Carol DeSantis has recently published an important paper entitled “International variation in female breast cancer incidence and mortality rates” in Cancer Epidemiology, Biomarkers & Prevention. DeSantis is with the American Cancer Society in Atlanta while her collaborators are based at the International Agency for Research on Cancer (IARC), located in Lyon, France. Recognizing that breast cancer is the most frequently diagnosed cancer and the leading cause of cancer-related death among women worldwide, the authors examined global trends using the most up-to-date information available in the IARC and WHO databases. Here’s what they found.
While breast cancer has usually been considered a disease that primarily affects Western women, the researchers reported that 52% of new cases and 62% of deaths now occur in economically developing countries. Among the risk factors suggested to explain the increased incidence associated with urbanization, were: changing diet; obesity; physical inactivity; delayed childbearing; fewer children; and shorter periods of breastfeeding.
In analyzing the trends for 32 countries from 1993 to the present, the authors found that in the recent period the rates diverged – with incidence increasing and mortality decreasing – in nine countries located mainly in Northern and Western Europe (rates per 100,000 in diagram at right). As might be expected, all these countries have had state-sponsored mammography screening programmes in place for the past two decades. In ten countries, however, both the incidence and death rates have increased. While most of these would be considered economically developing countries, there was one notable exception: Japan.
DeSantis and her colleagues concluded: “Breast cancer mortality rates are decreasing in most high-income countries, despite increasing or stable incidence rates. In contrast and of concern are the increasing incidence and mortality rates in a number of countries, particularly those undergoing rapid changes in human development.

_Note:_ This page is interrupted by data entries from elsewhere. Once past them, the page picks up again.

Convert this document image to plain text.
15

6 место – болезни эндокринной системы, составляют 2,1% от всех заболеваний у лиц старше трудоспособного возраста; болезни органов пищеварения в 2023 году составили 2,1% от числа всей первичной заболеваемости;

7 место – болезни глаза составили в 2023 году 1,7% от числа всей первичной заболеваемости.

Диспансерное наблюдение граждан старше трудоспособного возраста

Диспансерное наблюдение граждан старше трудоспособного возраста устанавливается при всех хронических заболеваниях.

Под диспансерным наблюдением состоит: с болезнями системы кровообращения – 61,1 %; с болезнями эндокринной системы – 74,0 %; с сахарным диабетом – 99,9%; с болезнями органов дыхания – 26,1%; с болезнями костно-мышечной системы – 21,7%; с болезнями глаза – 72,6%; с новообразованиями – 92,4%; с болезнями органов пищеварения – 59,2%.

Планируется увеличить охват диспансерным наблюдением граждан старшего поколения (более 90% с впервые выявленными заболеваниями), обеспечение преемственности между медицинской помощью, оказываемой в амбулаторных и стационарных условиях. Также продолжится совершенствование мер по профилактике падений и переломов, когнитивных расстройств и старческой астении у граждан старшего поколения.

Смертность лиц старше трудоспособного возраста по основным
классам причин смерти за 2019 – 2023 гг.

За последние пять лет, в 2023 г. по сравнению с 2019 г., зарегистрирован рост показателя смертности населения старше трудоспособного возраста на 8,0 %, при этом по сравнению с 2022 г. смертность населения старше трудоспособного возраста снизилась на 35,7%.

Wide variations in breast cancer rates and trends reflect differences in patterns of risk factors and access to and availability of early detection and timely treatment.”

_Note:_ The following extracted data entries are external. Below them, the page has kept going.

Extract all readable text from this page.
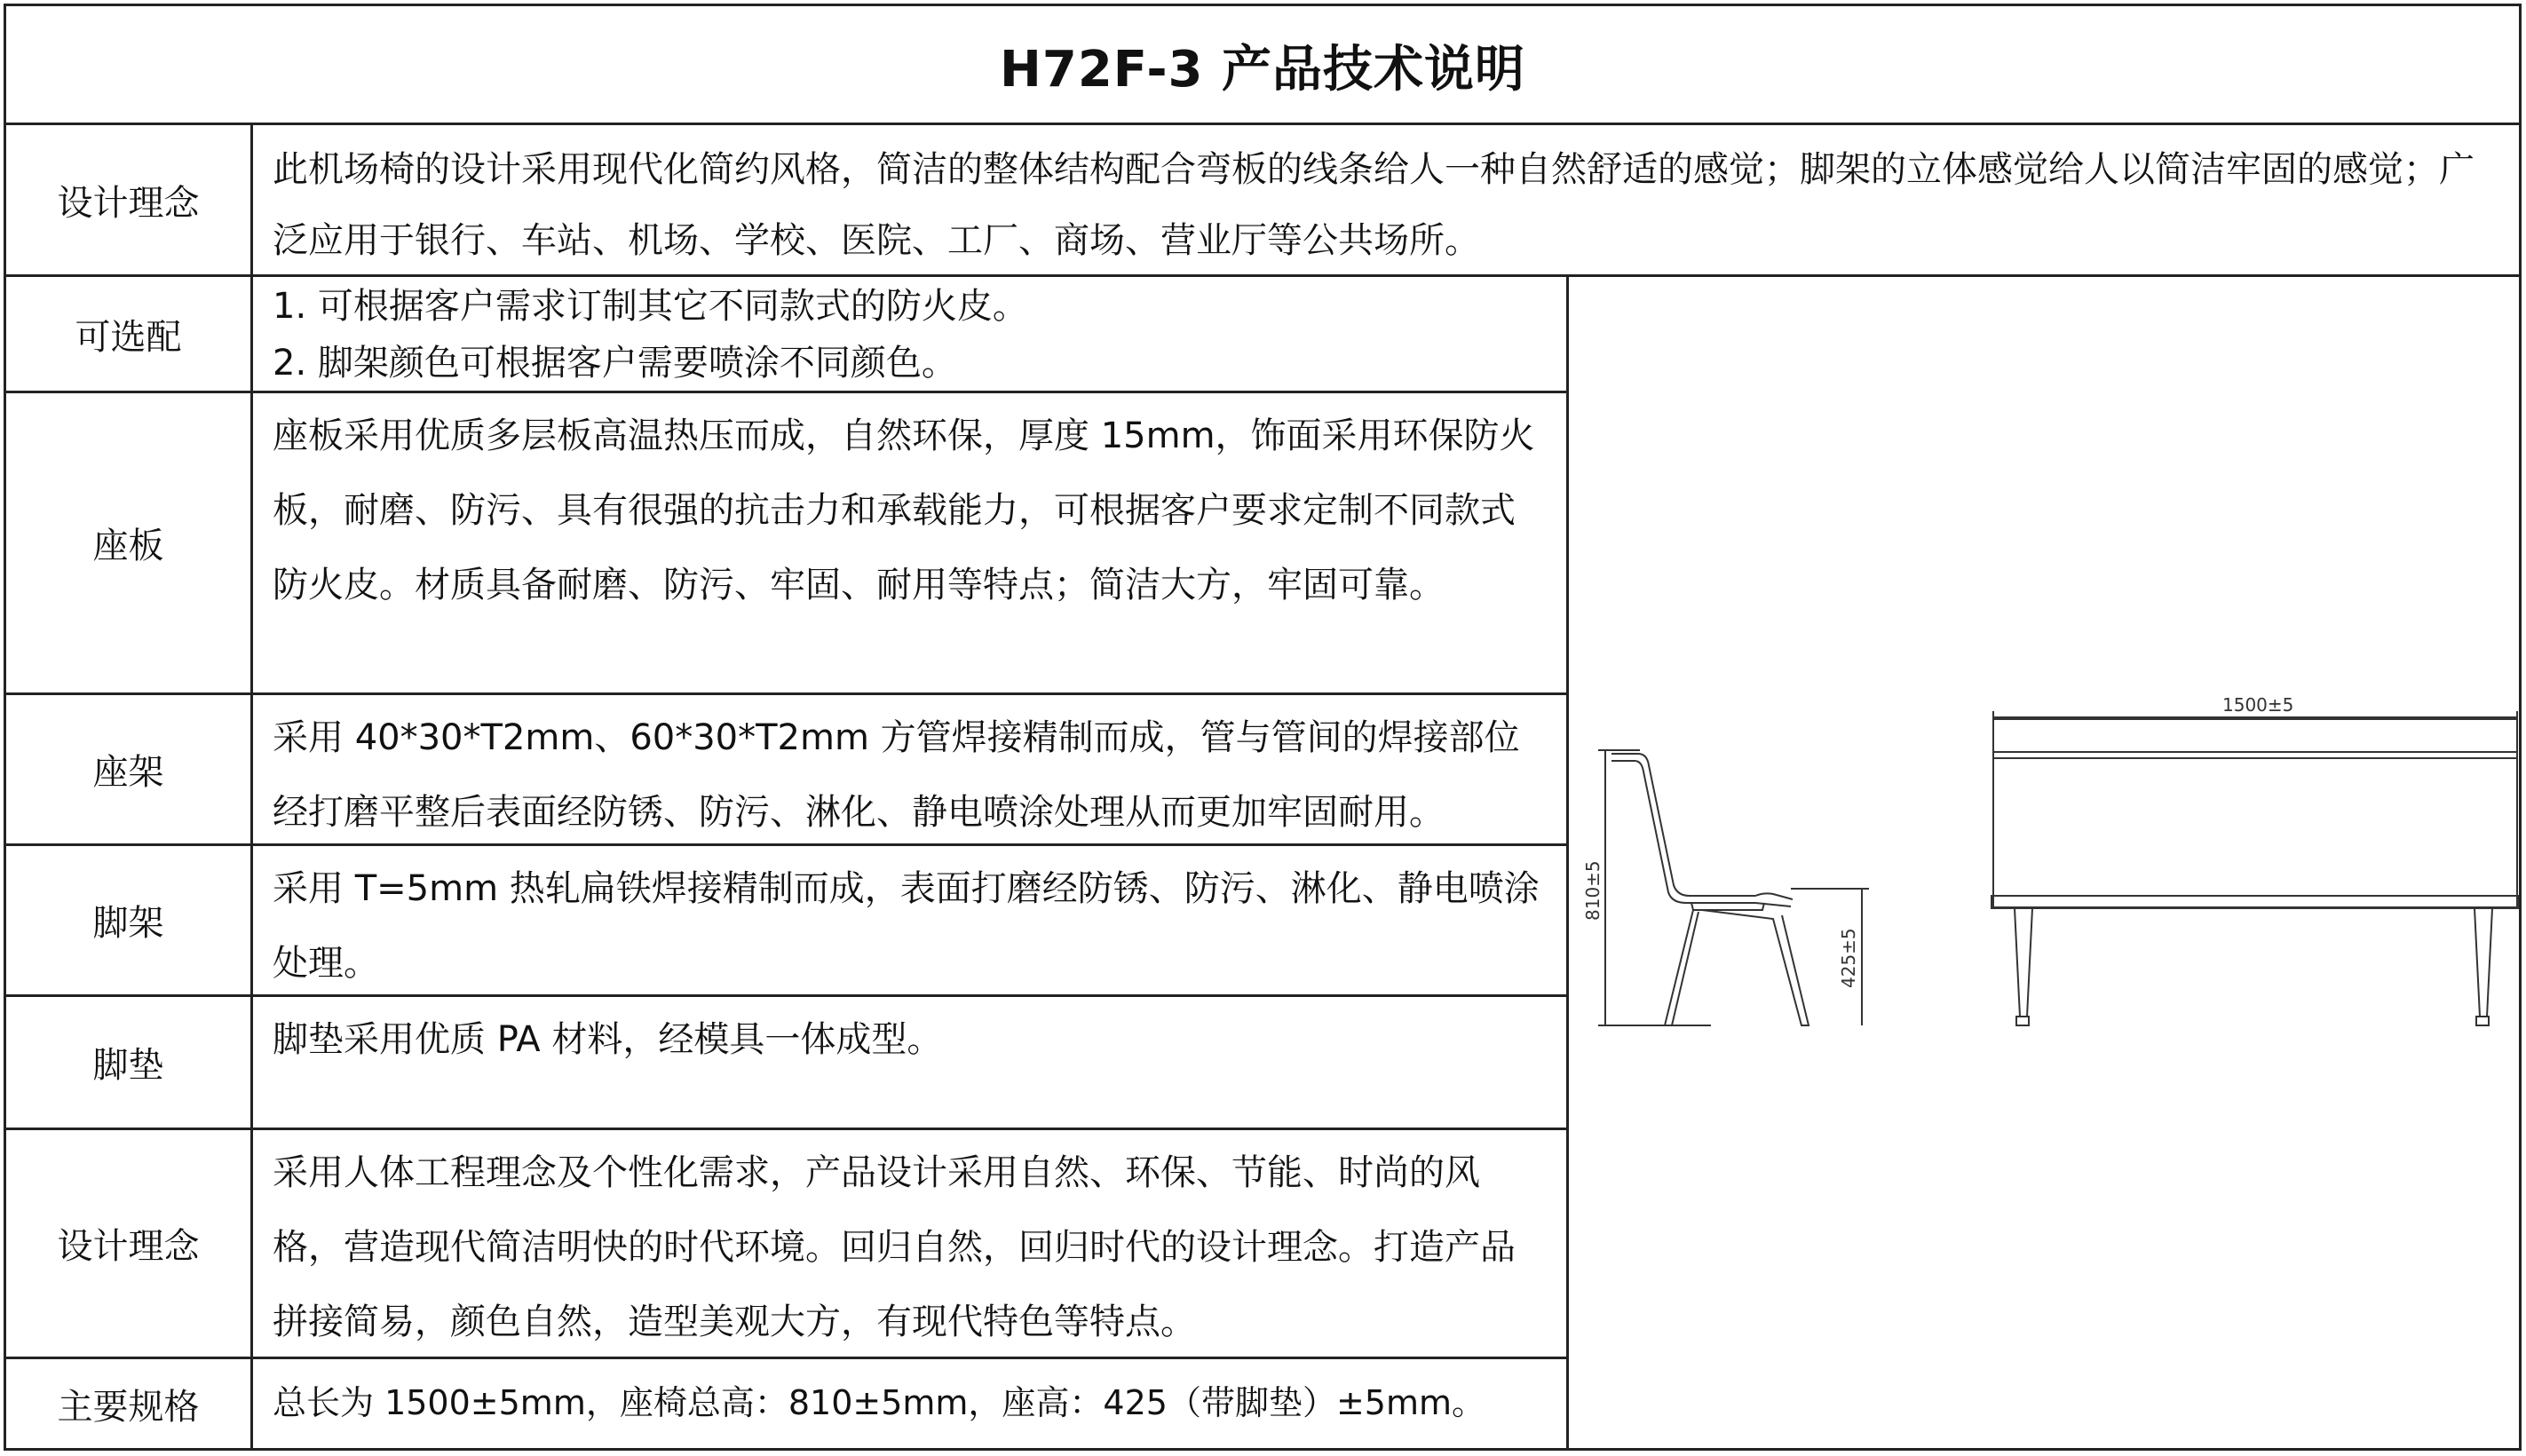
H72F-3 产品技术说明
设计理念
此机场椅的设计采用现代化简约风格，简洁的整体结构配合弯板的线条给人一种自然舒适的感觉；脚架的立体感觉给人以简洁牢固的感觉；广泛应用于银行、车站、机场、学校、医院、工厂、商场、营业厅等公共场所。
可选配
1. 可根据客户需求订制其它不同款式的防火皮。
2. 脚架颜色可根据客户需要喷涂不同颜色。
座板
座板采用优质多层板高温热压而成，自然环保，厚度 15mm，饰面采用环保防火板，耐磨、防污、具有很强的抗击力和承载能力，可根据客户要求定制不同款式防火皮。材质具备耐磨、防污、牢固、耐用等特点；简洁大方，牢固可靠。
座架
采用 40*30*T2mm、60*30*T2mm 方管焊接精制而成，管与管间的焊接部位经打磨平整后表面经防锈、防污、淋化、静电喷涂处理从而更加牢固耐用。
脚架
采用 T=5mm 热轧扁铁焊接精制而成，表面打磨经防锈、防污、淋化、静电喷涂处理。
脚垫
脚垫采用优质 PA 材料，经模具一体成型。
设计理念
采用人体工程理念及个性化需求，产品设计采用自然、环保、节能、时尚的风格，营造现代简洁明快的时代环境。回归自然，回归时代的设计理念。打造产品拼接简易，颜色自然，造型美观大方，有现代特色等特点。
主要规格	总长为 1500±5mm，座椅总高：810±5mm，座高：425（带脚垫）±5mm。
810±5
425±5
1500±5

One of the developing countries with a large and increasing cancer burden is China where the health authorities have just announced a public health campaign that over the next three years will see an expansion by one-third of screening for early detection. In addition, there will be a focus on cancer prevention – particularly related to smoking, which is widespread – as well as support for new drugs. The China Food and Drug Administration (CFDA) will have a vital role to play by approving these drugs as well as novel screening platforms such as CapeRay’s dual-modality Aceso system.